Nasihat Imam Ghozali





*MENGENAL BEBERAPA NASEHAT IMAM GHOZALI KEPADA ANAKNYA*

*1. Wahai anakku*, tuntutlah ilmu sebanyak mungkin, agar engkau dapat mengamalkan dan memberi manfaat untuk dirimu, serta dapat mengajar, menunjukkan dan mengajak umat manusia dalam mengamalkan ilmu tersebut. Belajarlah engkau agar dapat memperdalam ilmumu dengan jalan mengambil pelajaran dari hidup dan kehidupanmu serta mendapatkan jalan keluar dalam menempuh kehidupan duniawi dan ukhrawi. Janganlah engkau menpelajari suatu ilmu tetapi ilmu itu akan mencelakai dirimu dan jangan sampai ilmu tersebut menjadi pengikat atau pencegah gerak langkahmu dalam berpijak, ini karena piciknya pikiranmu dalam mengartikan ilmu yang akhirnya ilmu yang engkau miliki dapat menjadi jurang pemisah antara kehidupan dan hati nuranimu.
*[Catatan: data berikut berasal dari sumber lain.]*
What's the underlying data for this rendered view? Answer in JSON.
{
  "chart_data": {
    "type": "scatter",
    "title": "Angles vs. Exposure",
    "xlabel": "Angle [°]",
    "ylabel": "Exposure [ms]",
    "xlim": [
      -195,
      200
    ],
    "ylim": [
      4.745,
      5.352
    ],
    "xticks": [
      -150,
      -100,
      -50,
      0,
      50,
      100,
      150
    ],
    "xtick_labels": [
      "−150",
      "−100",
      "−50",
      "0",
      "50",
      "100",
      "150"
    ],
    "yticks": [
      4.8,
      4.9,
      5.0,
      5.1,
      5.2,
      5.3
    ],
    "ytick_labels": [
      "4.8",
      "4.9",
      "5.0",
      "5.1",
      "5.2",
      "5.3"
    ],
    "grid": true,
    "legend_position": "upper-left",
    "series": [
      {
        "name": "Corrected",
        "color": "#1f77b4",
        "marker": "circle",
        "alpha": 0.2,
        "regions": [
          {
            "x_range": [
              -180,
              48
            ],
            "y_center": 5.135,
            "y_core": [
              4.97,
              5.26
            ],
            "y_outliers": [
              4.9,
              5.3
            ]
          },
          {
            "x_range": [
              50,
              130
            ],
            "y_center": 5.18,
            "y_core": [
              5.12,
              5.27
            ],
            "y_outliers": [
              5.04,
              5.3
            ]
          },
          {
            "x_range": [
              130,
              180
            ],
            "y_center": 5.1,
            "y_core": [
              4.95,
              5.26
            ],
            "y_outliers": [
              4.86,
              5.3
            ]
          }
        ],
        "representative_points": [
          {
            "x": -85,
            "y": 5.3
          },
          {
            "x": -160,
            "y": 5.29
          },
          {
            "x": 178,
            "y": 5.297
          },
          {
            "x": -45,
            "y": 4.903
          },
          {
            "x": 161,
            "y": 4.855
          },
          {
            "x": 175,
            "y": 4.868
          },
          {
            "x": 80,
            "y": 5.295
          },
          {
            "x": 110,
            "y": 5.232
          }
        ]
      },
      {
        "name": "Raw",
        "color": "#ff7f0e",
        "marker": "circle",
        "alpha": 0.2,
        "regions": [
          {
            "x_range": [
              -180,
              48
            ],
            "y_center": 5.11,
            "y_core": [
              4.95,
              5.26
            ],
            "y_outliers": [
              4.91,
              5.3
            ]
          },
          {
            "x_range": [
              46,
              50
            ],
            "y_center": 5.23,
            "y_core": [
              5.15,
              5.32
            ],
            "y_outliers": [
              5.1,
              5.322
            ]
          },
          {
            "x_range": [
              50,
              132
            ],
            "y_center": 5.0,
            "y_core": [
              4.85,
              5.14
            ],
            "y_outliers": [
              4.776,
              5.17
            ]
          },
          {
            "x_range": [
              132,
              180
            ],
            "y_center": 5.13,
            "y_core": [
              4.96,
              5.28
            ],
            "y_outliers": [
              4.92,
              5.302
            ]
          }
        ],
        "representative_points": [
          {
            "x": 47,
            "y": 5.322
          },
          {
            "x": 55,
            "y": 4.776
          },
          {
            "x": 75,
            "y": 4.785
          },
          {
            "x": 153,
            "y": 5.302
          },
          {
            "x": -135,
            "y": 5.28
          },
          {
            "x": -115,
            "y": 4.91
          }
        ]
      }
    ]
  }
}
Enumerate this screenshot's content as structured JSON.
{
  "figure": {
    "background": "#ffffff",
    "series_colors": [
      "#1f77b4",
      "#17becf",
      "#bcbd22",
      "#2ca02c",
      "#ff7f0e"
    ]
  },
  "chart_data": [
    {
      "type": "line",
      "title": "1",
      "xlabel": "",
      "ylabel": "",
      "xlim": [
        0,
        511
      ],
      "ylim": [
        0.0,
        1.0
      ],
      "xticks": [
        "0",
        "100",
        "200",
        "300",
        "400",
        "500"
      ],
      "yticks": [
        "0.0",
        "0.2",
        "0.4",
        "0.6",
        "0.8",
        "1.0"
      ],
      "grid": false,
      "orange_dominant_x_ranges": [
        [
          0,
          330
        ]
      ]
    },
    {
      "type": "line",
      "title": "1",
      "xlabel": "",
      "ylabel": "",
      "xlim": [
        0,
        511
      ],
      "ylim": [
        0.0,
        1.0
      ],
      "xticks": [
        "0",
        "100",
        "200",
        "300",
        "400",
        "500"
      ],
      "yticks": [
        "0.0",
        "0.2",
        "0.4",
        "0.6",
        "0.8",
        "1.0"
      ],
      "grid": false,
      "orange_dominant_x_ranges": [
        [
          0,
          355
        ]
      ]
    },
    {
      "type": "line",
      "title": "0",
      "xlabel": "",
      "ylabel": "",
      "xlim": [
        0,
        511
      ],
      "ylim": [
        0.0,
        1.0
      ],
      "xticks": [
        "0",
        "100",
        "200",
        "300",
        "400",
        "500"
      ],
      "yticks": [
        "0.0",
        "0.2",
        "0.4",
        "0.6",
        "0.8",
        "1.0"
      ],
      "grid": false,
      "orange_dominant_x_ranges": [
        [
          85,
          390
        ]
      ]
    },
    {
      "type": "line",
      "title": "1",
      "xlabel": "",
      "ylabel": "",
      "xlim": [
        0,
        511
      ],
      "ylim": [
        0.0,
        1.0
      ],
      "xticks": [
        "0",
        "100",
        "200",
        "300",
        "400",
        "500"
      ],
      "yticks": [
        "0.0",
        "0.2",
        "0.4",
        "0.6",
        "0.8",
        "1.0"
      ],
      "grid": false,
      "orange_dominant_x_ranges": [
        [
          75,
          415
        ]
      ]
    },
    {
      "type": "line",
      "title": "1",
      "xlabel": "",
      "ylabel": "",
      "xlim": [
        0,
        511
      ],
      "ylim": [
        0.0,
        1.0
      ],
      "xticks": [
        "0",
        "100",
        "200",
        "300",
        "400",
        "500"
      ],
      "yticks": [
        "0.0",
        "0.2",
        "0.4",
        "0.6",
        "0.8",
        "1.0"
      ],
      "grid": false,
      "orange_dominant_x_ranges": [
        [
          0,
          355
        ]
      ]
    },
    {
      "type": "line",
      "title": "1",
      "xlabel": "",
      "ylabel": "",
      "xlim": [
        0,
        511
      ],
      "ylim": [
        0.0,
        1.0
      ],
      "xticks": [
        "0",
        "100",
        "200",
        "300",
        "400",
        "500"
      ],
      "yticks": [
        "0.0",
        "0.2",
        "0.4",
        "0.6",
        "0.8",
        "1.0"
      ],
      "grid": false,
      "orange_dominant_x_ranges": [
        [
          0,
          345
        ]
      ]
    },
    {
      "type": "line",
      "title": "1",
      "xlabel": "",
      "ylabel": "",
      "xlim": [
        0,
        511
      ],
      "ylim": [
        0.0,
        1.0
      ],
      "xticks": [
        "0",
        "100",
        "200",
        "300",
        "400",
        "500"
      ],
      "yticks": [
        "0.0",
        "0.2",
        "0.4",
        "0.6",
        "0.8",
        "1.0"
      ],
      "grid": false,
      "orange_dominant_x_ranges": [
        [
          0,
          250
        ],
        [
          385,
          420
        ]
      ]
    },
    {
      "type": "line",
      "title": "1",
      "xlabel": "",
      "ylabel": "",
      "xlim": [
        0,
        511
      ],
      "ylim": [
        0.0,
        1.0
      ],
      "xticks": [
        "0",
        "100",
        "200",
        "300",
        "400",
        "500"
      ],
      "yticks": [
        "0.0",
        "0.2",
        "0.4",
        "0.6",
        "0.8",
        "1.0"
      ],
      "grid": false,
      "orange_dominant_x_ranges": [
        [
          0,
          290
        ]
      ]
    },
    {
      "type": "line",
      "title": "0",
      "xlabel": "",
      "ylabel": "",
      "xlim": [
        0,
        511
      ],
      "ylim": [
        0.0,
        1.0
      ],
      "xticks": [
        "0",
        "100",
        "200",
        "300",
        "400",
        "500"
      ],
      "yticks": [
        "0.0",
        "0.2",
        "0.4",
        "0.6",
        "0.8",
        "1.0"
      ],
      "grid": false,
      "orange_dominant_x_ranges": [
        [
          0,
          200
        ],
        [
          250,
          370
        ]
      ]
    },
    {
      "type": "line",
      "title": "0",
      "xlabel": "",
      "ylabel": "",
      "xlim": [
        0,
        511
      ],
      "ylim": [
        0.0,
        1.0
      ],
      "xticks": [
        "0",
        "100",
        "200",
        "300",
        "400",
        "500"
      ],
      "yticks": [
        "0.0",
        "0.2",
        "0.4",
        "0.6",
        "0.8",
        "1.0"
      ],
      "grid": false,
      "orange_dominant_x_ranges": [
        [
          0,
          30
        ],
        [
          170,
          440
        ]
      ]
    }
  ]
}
*2. Wahai anakku*, orang yang ’alim patut menjadi uswah (teladan) bagi umat manusia dalam bekerja (mencari harta), karena dia lebih mengerti cara mencari dan menafkahkan hartanya kejalan yang halal. Dan  juga memiliki nur ilmu yang akan memberi petunjuk kepada kita dikala jual beli, utang piutang, bercocok tanam, berdagang dan menginfakkan hartanya.

*3. Wahai anakku*, bukan perbuatan hina apabila seorang pelajar bercocok tanam atau membantu orang tuanya bercocok tanam. Sesungguhnya perbuatan hina itu ialah: apabila hanya mengejar-ngejar infak dan sedekah serta menggantungkan diri kepada belas kasihan orang lain atau hanya selalu menantikan sisa makanan dari orang lain.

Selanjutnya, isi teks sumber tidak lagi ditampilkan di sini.